What wouldn't happen in that Bond episode is the 1 vs. 4 dogfight at the end, but as it's a real non-dilemma, it would probably be better without it. We're told computers can't manually lock on and that 25th-Century pilots can't do it the old-fashioned way. Well, after a bit of pressing, Marla manages it pretty easily. And while one pilot has to drive and the other shoot, these stations can be switched around, but we're told it takes too long to make the switch for the situation. Followed by slow pacing where you have to imagine they DID have enough time. Though this show wants to focus more on this type of thing than did Galactica, it doesn't do them AS WELL, which is really too bad. We were better off doing a a bit of world-building and fisticuffs aboard a space station than outside it for rote dogfights.

SPACE DISCO: The casino is very disco, especially the fashions, most especially Tangie's glitter ball dress. Another sign of the times is the wannabe cheater's GIGANTIC '70s pocket calculator.

STAR GAZING: While Pamela Susan Shoop (Tangie) and Richard Lynch (Velosi) have been guest-stars in countless television shows, they're not the biggest stars here. Caesae Romeo had, of course, been the Joker in Batman '66, and would also go on to play Peter Stavros on the prime time soap Falcon Crest.
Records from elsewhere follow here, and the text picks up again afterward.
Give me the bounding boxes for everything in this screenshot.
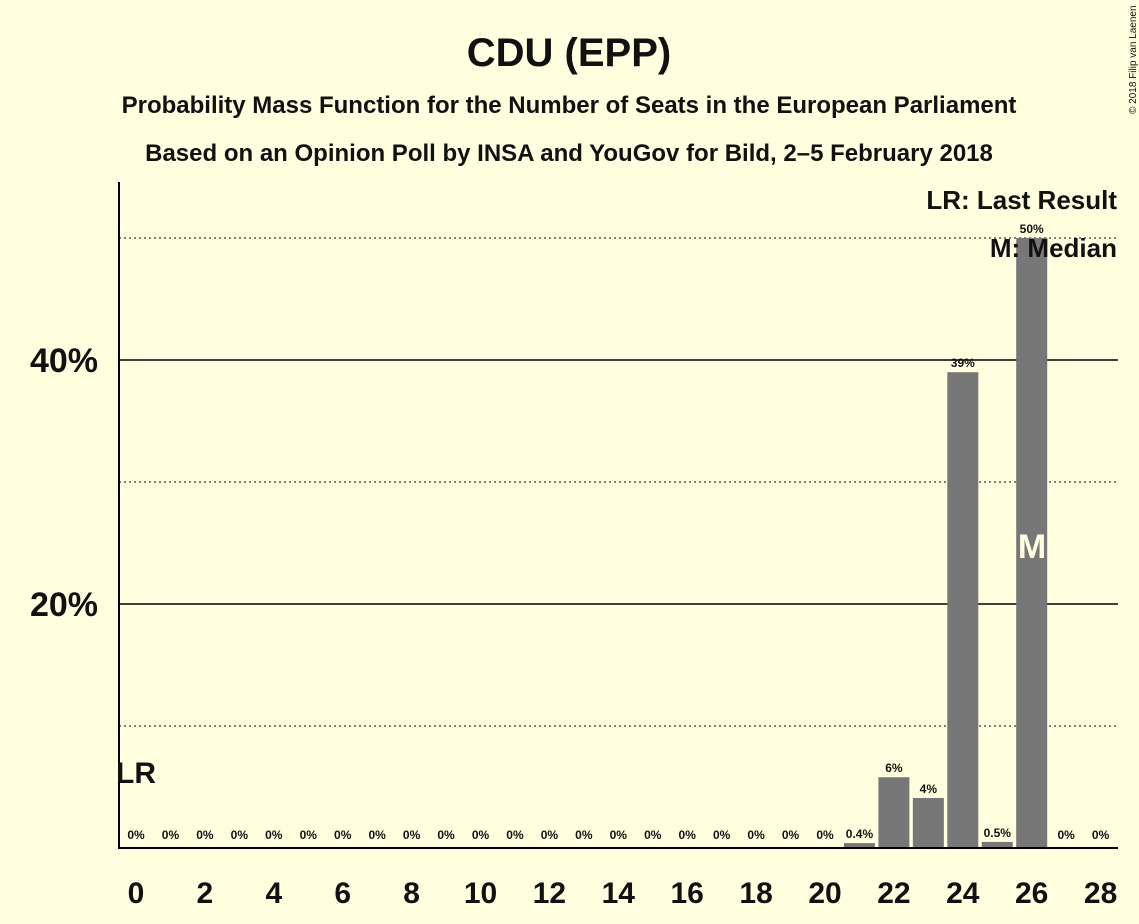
bar-label-seat-4: 0% xyxy=(265,828,283,842)
bar-label-seat-6: 0% xyxy=(334,828,352,842)
bar-label-seat-18: 0% xyxy=(747,828,765,842)
x-tick-label: 18 xyxy=(739,877,772,910)
x-tick-label: 14 xyxy=(602,877,636,910)
x-tick-label: 26 xyxy=(1015,877,1048,910)
bar-label-seat-25: 0.5% xyxy=(984,826,1012,840)
bar-seat-22 xyxy=(878,777,910,848)
bar-label-seat-27: 0% xyxy=(1057,828,1075,842)
x-tick-label: 2 xyxy=(197,877,214,910)
x-tick-label: 8 xyxy=(403,877,420,910)
bar-seat-21 xyxy=(843,843,875,848)
y-tick-label: 40% xyxy=(30,342,98,380)
bar-seat-23 xyxy=(912,797,944,848)
y-axis-ticks: 20% 40% xyxy=(30,342,98,624)
bar-label-seat-26: 50% xyxy=(1020,222,1044,236)
bar-label-seat-17: 0% xyxy=(713,828,731,842)
bar-label-seat-19: 0% xyxy=(782,828,800,842)
bar-seat-26 xyxy=(1016,238,1048,848)
x-tick-label: 0 xyxy=(128,877,145,910)
bar-label-seat-24: 39% xyxy=(951,356,975,370)
bar-label-seat-16: 0% xyxy=(679,828,697,842)
bar-label-seat-21: 0.4% xyxy=(846,827,874,841)
chart-title: CDU (EPP) xyxy=(467,31,671,75)
bar-label-seat-14: 0% xyxy=(610,828,628,842)
chart-source-subtitle: Based on an Opinion Poll by INSA and You… xyxy=(145,140,993,167)
bar-label-seat-12: 0% xyxy=(541,828,559,842)
bar-value-labels: 0% 0% 0% 0% 0% 0% 0% 0% 0% 0% 0% 0% 0% 0% 0% 0% 0% 0% 0% 0%… xyxy=(127,222,1109,842)
bar-label-seat-13: 0% xyxy=(575,828,593,842)
bar-label-seat-9: 0% xyxy=(437,828,455,842)
x-tick-label: 20 xyxy=(808,877,841,910)
x-tick-label: 22 xyxy=(877,877,910,910)
bars xyxy=(843,238,1048,848)
bar-label-seat-2: 0% xyxy=(196,828,214,842)
bar-label-seat-15: 0% xyxy=(644,828,662,842)
x-tick-label: 16 xyxy=(671,877,704,910)
x-tick-label: 10 xyxy=(464,877,497,910)
x-axis-ticks: 0 2 4 6 8 10 12 14 16 18 20 22 24 26 28 xyxy=(128,877,1118,910)
bar-label-seat-28: 0% xyxy=(1092,828,1110,842)
x-tick-label: 24 xyxy=(946,877,980,910)
bar-label-seat-8: 0% xyxy=(403,828,421,842)
x-tick-label: 28 xyxy=(1084,877,1117,910)
y-tick-label: 20% xyxy=(30,586,98,624)
bar-label-seat-11: 0% xyxy=(506,828,524,842)
bar-label-seat-3: 0% xyxy=(231,828,249,842)
bar-label-seat-20: 0% xyxy=(816,828,834,842)
bar-label-seat-5: 0% xyxy=(300,828,318,842)
last-result-marker: LR xyxy=(116,757,156,790)
median-marker: M xyxy=(1018,528,1046,566)
bar-label-seat-1: 0% xyxy=(162,828,180,842)
x-tick-label: 12 xyxy=(533,877,566,910)
copyright-note: © 2018 Filip van Laenen xyxy=(1128,5,1139,114)
bar-label-seat-0: 0% xyxy=(127,828,145,842)
x-tick-label: 6 xyxy=(334,877,351,910)
bar-label-seat-10: 0% xyxy=(472,828,490,842)
bar-label-seat-7: 0% xyxy=(368,828,386,842)
bar-seat-24 xyxy=(947,372,979,848)
legend-last-result: LR: Last Result xyxy=(926,185,1117,215)
bar-label-seat-22: 6% xyxy=(885,761,903,775)
legend-median: M: Median xyxy=(990,233,1117,263)
chart-subtitle: Probability Mass Function for the Number… xyxy=(122,92,1017,119)
bar-label-seat-23: 4% xyxy=(920,782,938,796)
bar-seat-25 xyxy=(981,841,1013,848)
x-tick-label: 4 xyxy=(265,877,282,910)
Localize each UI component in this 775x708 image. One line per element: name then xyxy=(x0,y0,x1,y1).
I mention this specifically because Ana Alicia (Falina) was one of the main characters on that show (Samantha Ross). Both she and Shoop would star in Halloween II. Joseph Wiseman (interrogator Morphus) had briefly played the Draconian Emperor in the movie version of the pilot, but I'll mention once again that he had been Dr. No in the film of that name. When I heard the computer croupier speak, I recognized him right away as Olan Soule, the voice of Batman in Super-Friends! And I'll put this here, but Felix Silla (Twiki) is seen in the casino as himself.

Richard Lynch had been used as a villain before by this production team - he played Wolfe in Battlestar Galactica's "Gun on Ice Planet Zero". That show also visited a space casino that was a hive of villainy in "Saga of a Star World". Ana Alicia had also been Aurora in "Take the Celestra". Note also the Star Wars fashion influence with Buck playing Han Solo in his civilian clothes, and the capes and helmets of the guards evoking Darth Vader's (but what if the Death Star were painted in peach?).

REWATCHABILITY: Medium - An odd one where Buck is paired off with a different girl and her thunder is stolen by a third one (go Tangie!). Still, generally up to the show's standards of fun sci-fi action.


Mike W. said...

Okay, I got the first seasons episodes so I can follow along now. You're right about Tangie, she's great. It's too bad she couldn't have been a recurring character. The actress looks really familiar, but as you mentioned, she was on tons of TV shows, so I'm probably getting a vague recollection of her from those.

Ana Alicia is certainly attractive, but she really goes overboard on the emoting. I seem to remember her being better on Falcon Crest; maybe she had some acting lessons in the meantime.

Siskoid said...

For a lot of actresses, Buck Rogers was a first or early gig, so I completely understand if the acting isn't on point.

Tangie gets referenced a couple of times later, so there's that.